In particular, for the students of Civil Engineering the course includes the elaboration of several projects that they must accomplish. Among them, it is the edition and design of architectural, structural or hydraulic installation drawings. It’s realization is subject to activities corresponding to a traditional learning; what is now sought is to add new teaching models that provide them to acquire more convenient capacities for their professional performance. The main intention is to improve the learning and the skills of our students.

We are currently asking Civil Engineering students to build the model of a smart home, that is, that has automated services. To do so, they have to use motion and light sensors. They can also place some alarm sensors to get warnings of unwanted intruders. The professors of the course use the concept of problem-based learning and pedagogical robotics that involves some fields such as Electronics, Electrical Circuits, Mathematics, Mechanics and Computer Science. Because the students must control the opening or closing of windows and doors, they need to know how an motor works and they should know how to connect it. Sometimes it is necessary to attach an alarm for safety. All this is done with the Arduino board and, gradually, they learn what a smart home is and how to control it.

Teamwork is the key in which we base the realization of this type of projects among the students.
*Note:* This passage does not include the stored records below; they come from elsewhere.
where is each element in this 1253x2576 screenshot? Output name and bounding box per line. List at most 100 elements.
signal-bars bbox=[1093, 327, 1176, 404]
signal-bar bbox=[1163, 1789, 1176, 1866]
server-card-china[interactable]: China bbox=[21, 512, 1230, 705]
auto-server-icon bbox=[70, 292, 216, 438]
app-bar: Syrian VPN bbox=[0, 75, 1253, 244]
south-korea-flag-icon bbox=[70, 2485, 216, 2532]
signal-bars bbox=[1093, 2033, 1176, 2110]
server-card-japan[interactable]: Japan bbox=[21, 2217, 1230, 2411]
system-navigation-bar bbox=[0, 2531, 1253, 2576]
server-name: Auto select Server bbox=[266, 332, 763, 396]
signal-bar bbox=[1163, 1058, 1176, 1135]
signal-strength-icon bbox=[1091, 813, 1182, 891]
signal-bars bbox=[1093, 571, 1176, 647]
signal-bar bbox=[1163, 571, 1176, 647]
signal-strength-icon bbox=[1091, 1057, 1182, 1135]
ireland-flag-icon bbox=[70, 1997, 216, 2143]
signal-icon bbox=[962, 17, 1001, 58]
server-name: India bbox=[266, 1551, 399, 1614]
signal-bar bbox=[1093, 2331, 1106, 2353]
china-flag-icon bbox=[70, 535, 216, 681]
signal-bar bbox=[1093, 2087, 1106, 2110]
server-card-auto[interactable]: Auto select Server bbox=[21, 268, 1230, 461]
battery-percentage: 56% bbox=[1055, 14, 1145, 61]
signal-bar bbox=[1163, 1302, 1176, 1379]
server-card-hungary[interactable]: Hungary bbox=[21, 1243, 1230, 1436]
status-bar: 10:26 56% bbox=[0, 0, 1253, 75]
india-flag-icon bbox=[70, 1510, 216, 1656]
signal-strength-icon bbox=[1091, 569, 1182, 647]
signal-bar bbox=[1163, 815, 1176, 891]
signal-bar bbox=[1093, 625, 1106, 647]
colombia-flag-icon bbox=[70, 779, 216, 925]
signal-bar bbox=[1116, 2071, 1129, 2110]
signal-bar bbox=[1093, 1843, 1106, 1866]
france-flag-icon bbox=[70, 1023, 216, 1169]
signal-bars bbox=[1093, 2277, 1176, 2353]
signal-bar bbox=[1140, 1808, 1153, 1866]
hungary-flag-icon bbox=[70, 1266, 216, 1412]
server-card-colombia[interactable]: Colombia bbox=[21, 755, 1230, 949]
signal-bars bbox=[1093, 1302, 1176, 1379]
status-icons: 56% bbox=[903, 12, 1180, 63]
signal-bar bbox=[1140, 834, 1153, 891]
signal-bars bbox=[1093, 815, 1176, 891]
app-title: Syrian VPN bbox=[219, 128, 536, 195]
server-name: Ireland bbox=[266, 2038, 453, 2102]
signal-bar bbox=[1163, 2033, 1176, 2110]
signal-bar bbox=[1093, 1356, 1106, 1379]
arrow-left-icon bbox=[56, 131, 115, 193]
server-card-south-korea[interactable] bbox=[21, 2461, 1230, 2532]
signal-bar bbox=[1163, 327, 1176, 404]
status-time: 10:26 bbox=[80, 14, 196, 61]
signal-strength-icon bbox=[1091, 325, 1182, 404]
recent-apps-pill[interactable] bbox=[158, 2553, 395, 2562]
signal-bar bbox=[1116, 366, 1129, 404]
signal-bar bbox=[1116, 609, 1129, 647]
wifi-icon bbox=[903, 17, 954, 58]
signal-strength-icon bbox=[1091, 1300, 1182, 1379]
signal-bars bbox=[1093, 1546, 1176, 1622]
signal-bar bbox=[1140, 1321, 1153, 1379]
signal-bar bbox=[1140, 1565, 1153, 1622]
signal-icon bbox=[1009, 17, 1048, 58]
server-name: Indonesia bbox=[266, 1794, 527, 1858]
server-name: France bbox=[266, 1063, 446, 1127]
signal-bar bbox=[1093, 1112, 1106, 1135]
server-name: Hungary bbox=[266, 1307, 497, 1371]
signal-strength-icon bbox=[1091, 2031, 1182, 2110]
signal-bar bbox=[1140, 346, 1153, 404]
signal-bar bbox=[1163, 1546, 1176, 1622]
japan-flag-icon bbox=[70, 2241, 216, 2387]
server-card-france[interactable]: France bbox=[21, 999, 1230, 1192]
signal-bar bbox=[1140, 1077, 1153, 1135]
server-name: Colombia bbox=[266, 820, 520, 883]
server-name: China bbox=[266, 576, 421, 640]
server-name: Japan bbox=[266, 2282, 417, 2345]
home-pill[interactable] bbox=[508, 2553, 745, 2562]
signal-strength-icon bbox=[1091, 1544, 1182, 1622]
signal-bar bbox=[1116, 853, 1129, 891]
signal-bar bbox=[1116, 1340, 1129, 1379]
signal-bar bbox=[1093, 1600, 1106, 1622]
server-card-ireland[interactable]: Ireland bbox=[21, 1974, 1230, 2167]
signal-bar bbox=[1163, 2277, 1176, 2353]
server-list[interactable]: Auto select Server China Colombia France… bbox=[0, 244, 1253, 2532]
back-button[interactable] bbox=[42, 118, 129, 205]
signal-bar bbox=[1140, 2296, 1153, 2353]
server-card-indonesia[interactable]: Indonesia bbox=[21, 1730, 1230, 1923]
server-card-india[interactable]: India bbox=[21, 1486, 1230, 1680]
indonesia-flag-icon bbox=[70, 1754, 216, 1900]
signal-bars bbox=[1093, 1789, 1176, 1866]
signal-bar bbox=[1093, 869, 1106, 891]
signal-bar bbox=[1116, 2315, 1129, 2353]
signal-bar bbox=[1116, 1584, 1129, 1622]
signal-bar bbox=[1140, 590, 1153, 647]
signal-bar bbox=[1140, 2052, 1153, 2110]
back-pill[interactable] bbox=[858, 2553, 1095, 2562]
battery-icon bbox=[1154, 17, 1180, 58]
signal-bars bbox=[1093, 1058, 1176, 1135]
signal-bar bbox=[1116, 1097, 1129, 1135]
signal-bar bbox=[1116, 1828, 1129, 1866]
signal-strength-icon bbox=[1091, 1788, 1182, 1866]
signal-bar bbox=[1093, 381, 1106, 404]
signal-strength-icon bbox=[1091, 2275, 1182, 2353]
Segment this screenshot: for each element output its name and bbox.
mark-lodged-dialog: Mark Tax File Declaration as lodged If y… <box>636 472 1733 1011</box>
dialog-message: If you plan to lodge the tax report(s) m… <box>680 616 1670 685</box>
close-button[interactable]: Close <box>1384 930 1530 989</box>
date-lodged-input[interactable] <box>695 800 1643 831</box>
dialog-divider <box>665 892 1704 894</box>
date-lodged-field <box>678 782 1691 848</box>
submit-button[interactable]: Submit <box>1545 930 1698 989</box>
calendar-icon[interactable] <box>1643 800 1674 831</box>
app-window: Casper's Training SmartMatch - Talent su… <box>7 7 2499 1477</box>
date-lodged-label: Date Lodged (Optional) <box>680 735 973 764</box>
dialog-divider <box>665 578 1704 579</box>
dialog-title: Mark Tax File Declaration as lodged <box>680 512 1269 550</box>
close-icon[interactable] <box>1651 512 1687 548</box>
We make use of different areas of knowledge beyond the learning of the Engineering Drawing, which is the main academic objective. In this way, the students that apparently have little to do with electronic or computational aspects perceive the need to further explore into these fields that are present in the development of their projects and in their daily lives.

We have applied this type of learning activities to other basic sciences subjects, such as Statics or Differential Equations, which has allowed us to reinforce the students' learning through the linking of theory with practice.

To support our students in the development of their prototypes, multidisciplinary teams of professors and tutors have been formed to attend them. We also have videos that show how the sensors work, and how the students can use them and control them with the Arduino.

The way we have taught the basic concepts of Arduino has also changed over time. It has evolved. At the beginning, there were six additional class sessions which students had to attend. Today, a group of professors have developed an online course that is being offer by Coursera, surpassing our expectations, as it has allowed us to reach other countries and to continue learning.

The results have been very satisfactory and show us that we are on the right track. In this paper we show how we have worked and where future projects are going, supported on problem-based learning and pedagogical robotics.